In-court testimony that includes statements made outside of court may be considered hearsay. Generally speaking, hearsay evidence is not admitted in cases that take place in Virginia or other states. However, there are scenarios in which it may be allowed to be heard and considered by a jury. For instance, if a person made a statement to a medical professional at the scene of a crash or some other crime scene, that information could be used in a legal proceeding.
Documents may also be accepted as evidence in a trial even though the information that they contain could be considered hearsay. The same is true as it relates to statements related to a person’s reputation. As a general rule, evidence can be introduced that would allow justice to be properly served or that would help to prove a material fact.

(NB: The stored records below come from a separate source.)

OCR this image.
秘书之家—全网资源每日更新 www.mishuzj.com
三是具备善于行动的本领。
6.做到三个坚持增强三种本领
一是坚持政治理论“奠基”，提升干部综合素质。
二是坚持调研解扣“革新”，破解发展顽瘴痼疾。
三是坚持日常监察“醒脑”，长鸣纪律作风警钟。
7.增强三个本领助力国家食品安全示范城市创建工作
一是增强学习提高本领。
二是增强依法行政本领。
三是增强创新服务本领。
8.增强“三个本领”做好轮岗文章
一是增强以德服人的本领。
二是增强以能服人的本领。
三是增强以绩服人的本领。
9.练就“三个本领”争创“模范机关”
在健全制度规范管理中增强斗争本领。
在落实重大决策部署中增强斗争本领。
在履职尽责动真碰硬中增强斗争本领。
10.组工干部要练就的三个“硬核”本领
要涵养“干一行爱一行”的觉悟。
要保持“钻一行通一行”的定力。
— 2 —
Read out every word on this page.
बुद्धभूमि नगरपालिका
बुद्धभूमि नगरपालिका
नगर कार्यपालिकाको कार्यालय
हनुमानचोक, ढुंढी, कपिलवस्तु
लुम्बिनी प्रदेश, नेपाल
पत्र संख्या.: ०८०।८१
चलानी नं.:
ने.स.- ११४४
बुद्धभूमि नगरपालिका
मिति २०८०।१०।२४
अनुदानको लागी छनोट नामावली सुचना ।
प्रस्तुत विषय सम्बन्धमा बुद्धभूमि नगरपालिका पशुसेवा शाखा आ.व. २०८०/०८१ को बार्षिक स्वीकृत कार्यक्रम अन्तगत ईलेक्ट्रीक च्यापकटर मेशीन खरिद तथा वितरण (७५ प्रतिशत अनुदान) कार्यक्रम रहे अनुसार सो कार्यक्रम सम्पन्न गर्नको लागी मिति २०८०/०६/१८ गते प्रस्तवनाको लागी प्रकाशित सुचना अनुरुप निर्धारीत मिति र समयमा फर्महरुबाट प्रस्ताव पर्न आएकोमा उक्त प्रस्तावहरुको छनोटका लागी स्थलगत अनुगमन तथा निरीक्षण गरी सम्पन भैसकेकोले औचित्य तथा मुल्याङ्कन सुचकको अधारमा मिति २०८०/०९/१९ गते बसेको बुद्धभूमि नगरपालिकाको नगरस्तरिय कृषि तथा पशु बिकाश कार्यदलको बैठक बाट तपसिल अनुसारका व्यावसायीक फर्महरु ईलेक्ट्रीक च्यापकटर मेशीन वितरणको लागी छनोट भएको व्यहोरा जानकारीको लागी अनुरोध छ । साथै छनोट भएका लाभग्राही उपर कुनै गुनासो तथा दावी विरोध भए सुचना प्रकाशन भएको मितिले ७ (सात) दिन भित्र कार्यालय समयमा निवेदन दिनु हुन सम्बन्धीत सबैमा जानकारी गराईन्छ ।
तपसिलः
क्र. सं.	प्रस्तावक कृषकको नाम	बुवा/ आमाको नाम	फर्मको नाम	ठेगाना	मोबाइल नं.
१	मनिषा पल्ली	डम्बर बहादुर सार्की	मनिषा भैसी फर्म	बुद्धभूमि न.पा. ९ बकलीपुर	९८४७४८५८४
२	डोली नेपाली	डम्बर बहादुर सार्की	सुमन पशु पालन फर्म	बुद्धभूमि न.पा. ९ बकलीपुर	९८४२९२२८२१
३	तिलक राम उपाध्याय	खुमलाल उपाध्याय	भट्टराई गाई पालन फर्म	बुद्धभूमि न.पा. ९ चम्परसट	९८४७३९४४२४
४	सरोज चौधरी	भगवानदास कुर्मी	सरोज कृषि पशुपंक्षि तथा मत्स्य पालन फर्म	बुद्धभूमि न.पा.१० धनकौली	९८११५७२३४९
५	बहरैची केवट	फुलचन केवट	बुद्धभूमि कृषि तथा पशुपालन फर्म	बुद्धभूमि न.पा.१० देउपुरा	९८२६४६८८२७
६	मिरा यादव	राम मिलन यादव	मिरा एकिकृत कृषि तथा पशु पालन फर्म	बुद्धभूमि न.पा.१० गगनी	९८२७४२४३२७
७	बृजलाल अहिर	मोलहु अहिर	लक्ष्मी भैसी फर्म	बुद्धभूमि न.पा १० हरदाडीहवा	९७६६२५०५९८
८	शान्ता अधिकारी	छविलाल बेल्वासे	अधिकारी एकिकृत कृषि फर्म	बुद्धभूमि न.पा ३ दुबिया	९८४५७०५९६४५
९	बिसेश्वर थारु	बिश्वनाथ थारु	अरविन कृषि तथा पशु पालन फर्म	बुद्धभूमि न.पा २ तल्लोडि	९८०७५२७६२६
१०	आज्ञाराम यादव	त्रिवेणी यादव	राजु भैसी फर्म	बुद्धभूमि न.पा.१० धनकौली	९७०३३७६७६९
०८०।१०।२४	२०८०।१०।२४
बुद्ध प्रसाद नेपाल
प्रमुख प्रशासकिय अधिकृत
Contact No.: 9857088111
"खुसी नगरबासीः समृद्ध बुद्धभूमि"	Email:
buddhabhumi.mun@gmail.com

Finally, hearsay evidence may be introduced in a courtroom proceeding if an individual is unable to testify. This could be the case if a person refuses to testify, can’t remember what happened or has passed away. Individuals may also be unable to participate in a trial because of a mental illness or because they can’t be found. If this happens, a person’s former statements or statements made against his or her own interest can be introduced as evidence in a matter.
Individuals who are charged with DUI, burglary or other crimes may benefit from retaining an attorney. Legal counsel could help prevent hearsay or other types of evidence from being presented to a jury. This may make it easier to negotiate a plea deal or have a case dropped entirely. If a case is dropped, it might be possible to have a charge expunged.